After the critical and commercial flop of Bryan Singer’s ‘Superman Returns’ in 2006 (it acted as a sequel to ‘Superman 2’, ignoring 3 and 4), Warner Bros have finally dusted of their Americana DC Comic property, with Zack Snyder’s ‘MAN OF STEEL’, produced by Christopher Nolan’s Syncopy and scripted by David S. Goyer.
While you think that with Nolan’s company producing and the film being named after Superman’s nickname, and with the way the film’s marketed similar to that off ‘The Dark Knight Rises’ last July, you may be forgiven to think this is a Nolan directed film. It may be like the approach of the darker more emotionally dramatic Superhero film, like Nolan’s ‘The Dark Knight Trilogy’, but the only similarity ends there. This is very much a Zack Snyder film. The second half of the film is evident of this as it turns into more a traditional superhuman smackdown causing huge city/collateral damage which Michael Bay would wish he could do as well. It also shows more of Snyder’s identity on this film with the visual look to these sequences.

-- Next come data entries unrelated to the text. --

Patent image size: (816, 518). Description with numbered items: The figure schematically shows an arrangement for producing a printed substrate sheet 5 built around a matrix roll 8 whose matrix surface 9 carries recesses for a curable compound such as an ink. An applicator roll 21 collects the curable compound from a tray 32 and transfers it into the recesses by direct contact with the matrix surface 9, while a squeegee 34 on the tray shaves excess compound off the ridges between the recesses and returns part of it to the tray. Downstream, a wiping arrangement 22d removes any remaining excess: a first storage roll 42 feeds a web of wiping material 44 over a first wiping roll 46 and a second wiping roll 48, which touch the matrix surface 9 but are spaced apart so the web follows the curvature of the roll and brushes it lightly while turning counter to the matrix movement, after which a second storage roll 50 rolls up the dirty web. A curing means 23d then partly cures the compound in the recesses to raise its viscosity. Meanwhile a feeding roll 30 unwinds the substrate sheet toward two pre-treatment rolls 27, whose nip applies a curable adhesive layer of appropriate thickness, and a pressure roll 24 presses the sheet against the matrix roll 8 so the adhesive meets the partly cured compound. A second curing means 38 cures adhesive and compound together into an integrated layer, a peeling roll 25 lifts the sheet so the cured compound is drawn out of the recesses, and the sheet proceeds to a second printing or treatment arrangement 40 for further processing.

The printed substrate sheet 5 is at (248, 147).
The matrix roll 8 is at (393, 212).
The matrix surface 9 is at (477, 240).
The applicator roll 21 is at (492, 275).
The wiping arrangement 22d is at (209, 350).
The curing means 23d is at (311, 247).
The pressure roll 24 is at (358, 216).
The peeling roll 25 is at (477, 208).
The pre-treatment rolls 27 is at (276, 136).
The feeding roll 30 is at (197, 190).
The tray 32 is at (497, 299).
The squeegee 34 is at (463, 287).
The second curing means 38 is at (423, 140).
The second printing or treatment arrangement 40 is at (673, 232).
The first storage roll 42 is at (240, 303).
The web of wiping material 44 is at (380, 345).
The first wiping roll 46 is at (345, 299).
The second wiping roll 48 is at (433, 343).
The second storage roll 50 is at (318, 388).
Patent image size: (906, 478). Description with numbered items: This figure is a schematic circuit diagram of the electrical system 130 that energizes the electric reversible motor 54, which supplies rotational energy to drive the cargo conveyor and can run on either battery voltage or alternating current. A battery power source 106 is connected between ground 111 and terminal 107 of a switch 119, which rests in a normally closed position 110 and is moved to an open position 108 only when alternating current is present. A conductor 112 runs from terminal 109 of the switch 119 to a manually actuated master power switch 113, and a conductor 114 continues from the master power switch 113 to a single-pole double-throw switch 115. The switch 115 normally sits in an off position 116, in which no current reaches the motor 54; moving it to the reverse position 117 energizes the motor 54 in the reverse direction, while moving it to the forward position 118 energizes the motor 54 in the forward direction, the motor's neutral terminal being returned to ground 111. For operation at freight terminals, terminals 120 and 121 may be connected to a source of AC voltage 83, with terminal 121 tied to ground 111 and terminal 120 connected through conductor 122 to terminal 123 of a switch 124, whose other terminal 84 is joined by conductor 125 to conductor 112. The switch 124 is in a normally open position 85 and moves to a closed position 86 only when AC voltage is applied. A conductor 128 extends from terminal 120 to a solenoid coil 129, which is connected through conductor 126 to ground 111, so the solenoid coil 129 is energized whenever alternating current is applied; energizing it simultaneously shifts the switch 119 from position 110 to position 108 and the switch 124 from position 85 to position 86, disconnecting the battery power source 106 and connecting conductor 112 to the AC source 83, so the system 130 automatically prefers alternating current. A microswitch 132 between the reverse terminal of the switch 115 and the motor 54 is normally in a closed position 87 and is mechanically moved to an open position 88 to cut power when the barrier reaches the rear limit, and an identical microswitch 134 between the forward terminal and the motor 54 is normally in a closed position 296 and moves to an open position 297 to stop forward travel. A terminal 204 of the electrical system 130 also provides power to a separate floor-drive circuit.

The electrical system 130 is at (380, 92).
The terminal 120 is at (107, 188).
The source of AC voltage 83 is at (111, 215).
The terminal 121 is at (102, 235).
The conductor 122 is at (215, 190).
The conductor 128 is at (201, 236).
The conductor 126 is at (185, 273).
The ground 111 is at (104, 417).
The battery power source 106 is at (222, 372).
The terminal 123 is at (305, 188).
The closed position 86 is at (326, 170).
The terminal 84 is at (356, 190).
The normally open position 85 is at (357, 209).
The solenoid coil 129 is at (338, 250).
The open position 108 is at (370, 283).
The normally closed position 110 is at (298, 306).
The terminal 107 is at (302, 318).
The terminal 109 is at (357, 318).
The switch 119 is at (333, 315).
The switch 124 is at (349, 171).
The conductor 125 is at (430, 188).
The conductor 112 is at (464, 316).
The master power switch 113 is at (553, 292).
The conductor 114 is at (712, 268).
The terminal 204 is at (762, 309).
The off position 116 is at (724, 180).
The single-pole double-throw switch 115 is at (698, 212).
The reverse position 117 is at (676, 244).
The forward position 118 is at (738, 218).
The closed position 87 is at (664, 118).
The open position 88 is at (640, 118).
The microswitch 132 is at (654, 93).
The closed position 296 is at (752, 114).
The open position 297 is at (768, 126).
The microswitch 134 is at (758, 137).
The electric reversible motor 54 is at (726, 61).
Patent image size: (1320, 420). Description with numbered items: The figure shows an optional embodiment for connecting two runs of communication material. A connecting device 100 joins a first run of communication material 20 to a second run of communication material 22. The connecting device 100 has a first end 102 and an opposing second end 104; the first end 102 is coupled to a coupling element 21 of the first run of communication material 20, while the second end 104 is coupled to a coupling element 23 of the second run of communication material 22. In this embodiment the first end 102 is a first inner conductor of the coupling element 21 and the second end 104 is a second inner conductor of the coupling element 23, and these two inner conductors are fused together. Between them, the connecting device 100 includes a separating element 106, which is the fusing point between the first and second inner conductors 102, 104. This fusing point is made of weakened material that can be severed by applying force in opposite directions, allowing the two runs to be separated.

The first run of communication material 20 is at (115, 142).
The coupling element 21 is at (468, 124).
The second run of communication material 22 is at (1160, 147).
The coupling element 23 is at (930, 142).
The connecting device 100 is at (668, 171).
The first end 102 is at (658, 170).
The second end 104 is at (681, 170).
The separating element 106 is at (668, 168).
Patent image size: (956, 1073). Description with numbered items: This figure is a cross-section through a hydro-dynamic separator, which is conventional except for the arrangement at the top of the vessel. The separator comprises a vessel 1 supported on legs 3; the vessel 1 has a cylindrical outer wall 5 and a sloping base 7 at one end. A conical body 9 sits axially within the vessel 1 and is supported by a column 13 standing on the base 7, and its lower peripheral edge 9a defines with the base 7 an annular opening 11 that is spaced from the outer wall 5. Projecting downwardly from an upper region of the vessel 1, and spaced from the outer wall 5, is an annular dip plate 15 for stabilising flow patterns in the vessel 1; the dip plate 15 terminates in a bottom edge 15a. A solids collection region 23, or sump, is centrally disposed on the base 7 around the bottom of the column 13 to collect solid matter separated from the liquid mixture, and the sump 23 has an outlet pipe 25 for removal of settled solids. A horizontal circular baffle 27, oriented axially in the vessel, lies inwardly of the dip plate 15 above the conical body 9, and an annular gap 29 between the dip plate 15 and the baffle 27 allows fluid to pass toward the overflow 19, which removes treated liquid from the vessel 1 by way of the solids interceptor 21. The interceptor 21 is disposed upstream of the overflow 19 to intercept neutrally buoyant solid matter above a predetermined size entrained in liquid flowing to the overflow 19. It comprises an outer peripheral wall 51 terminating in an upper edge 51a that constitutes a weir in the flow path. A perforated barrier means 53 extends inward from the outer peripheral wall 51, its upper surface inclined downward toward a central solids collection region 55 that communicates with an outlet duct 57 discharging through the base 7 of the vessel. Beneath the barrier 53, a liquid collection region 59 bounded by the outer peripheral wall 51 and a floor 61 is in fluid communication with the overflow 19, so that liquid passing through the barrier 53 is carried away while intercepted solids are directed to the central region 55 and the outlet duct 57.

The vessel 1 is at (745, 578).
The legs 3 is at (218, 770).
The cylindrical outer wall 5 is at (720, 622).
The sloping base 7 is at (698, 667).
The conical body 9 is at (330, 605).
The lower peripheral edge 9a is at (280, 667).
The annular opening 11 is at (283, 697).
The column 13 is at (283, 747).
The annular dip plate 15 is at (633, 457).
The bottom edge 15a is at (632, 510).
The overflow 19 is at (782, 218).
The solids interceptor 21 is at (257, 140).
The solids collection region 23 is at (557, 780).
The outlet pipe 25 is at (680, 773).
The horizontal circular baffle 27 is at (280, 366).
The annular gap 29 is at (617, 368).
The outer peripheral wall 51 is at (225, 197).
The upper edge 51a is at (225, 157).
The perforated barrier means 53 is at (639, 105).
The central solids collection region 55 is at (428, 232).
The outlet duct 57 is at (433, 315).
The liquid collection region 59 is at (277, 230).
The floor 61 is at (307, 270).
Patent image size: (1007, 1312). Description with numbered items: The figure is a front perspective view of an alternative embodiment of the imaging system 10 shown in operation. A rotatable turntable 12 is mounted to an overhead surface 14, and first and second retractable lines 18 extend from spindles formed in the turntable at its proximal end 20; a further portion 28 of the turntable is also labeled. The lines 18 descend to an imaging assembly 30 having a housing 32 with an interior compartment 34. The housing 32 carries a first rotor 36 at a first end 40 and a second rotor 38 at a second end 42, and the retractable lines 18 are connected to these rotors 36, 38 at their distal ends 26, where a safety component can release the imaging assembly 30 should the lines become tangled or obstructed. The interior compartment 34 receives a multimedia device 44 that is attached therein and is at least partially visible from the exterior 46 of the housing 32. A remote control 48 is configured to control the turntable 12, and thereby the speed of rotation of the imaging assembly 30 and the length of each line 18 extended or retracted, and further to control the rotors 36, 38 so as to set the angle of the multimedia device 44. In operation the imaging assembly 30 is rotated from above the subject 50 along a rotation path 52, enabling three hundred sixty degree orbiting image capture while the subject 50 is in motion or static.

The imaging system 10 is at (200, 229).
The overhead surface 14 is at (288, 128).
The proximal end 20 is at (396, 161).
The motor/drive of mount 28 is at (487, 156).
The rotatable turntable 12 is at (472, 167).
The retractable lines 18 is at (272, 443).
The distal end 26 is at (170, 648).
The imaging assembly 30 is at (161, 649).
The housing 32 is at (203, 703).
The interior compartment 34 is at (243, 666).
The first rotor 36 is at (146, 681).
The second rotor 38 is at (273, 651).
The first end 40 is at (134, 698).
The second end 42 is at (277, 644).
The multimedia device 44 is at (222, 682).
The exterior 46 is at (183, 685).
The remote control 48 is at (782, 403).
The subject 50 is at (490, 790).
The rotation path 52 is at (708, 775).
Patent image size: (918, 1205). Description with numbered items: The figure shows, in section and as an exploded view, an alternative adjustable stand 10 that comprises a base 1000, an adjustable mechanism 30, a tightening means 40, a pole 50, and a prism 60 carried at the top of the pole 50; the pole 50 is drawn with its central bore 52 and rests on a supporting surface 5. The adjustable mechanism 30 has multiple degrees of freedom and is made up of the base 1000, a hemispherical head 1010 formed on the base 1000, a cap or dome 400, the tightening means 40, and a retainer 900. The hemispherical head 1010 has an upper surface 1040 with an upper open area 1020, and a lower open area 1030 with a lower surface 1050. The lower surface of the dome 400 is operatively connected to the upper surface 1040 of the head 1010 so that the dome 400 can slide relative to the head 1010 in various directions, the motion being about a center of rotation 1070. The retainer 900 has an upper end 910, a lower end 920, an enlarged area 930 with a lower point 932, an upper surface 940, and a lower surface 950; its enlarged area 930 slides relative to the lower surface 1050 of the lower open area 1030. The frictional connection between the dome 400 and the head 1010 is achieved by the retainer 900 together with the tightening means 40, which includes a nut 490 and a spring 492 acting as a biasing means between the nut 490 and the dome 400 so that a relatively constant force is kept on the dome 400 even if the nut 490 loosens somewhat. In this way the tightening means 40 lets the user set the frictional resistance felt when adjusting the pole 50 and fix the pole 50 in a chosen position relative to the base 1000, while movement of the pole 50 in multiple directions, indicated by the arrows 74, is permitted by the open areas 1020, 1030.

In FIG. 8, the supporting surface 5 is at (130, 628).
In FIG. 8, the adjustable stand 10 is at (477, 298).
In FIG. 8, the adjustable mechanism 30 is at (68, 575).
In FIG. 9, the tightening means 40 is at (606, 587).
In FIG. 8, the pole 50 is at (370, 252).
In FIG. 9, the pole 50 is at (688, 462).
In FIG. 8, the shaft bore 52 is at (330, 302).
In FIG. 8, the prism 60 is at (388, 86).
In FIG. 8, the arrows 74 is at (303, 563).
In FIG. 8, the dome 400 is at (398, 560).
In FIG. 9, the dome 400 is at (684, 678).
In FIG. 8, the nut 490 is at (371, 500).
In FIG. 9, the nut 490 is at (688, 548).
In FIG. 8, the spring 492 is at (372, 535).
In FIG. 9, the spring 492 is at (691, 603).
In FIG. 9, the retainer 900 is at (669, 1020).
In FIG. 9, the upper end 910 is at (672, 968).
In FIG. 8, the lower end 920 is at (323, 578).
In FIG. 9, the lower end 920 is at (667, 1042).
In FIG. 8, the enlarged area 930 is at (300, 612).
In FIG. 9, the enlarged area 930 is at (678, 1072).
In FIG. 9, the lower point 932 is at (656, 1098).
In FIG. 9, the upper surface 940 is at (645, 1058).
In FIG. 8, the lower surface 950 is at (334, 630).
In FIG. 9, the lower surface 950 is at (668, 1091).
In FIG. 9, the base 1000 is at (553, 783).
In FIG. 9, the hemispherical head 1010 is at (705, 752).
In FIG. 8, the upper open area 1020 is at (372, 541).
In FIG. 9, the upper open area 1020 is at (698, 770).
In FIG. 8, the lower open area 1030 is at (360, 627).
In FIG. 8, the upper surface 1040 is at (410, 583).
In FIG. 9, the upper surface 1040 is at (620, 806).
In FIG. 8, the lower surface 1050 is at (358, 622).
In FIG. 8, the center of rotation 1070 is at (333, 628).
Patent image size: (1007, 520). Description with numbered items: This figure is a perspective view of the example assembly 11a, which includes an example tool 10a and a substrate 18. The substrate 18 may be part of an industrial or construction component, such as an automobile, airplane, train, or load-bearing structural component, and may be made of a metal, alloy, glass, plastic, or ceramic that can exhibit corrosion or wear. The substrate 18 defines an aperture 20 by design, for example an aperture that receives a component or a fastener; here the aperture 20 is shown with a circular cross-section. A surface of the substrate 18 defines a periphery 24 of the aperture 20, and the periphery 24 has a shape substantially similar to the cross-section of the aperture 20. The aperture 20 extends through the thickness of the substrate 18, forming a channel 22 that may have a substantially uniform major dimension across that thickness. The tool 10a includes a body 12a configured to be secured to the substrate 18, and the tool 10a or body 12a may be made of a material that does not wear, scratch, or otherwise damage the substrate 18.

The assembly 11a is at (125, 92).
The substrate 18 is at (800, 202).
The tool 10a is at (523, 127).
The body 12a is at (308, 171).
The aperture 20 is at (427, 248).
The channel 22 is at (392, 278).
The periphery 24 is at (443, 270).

These citywide fights employed by Snyder does become a huge part of the second half of the film. While I personally didn’t mind them (I like how he has the ability to keep ‘out doing’ each fight), some of the sound mixing is that loud my ear’s kept ringing hard long after it finished. While critics of Snyder will not like them, I saw them more in a positive light as it shows the Human casualty of it all (very 9/11), bring context to it even if you think that maybe Superman battering villains with building’s might kill more than save the people of Metropolis. Again Snyder critics will hate this, but they can’t complain about Snyder’s use of ‘slow-mo’ as there isn’t any.
Generally though Snyder’s direction show’s growth and promise here. In the more Terry Mallick-esck looking Smallville scene’s with a young Clark and his Earth parents (Diane Lane and more so ‘Captain Americana’ Kevin Costner are great here), Snyder does seem more interested and in control in giving you some dramatic weight here, and feels more confident in allowing it on screen. This is something I thought Snyder had difficult grasping in the past, particularly in ‘Watchmen’, so far play to him.
Now the film isn’t perfect. Goyer’s script perhaps has too much in it, a lot of themes and idea’s get a little cramped in. Perhaps maybe more will be explored in the Director Cut Blu-Ray release since the initially cut was around three hours long. This crampness is evident in the Lois Lane, Superman relationship, which does feel a little forced in its resolution it come too. But Goyer does bring a very Biblical undertone to this film. It’s like a modern version of the New Testament almost, with added Adam & Eve ideologies in there. And there’s a good attempt to bring weakness and jeopardy to a fundamentally invincible character/God.
Generally though this is a successful retool. Henry Cavill is great as Superman, bring charm too the role with a modern twist, and who knows what humour he might bring with the character’s duality for the sequel. Amy Adam’s is fine also as Lois Lane. Her character is a strong female archetype, again with a well realised drive, even if she seems to float from one place to another. And Michael Shannon as General Zod is great. It’s a shame that the character’s mission does get lost a little in with the thousands of other stuff going on in the story by its end, as there’s an interesting drive with his character’s motives, which might not be as bad as you may think. That and he has a crazy warrior lady sidekick Faora (German actress Antje Traue) who knows superpowered Kung-Fu!
While it may be clunky in places and (again) critics of Snyder might not be fully convinced, this is successful stuff, which stands well on its feet in the genre. It just about gave me everything I wanted, including how to make Superman vurable. As for the sequel, I can see the owner of LexCorp coming out of the wood work, as a lot of his buildings and tanker’s get destroyed with that branding on the side. There is also a feeling there’s a push and drive which makes you think that Warner Bros. are seeing this as the main tentpole franchise at their studio now. Oh and super brownie point’s to you if you find a certain Gotham billionaire’s company sign in there too.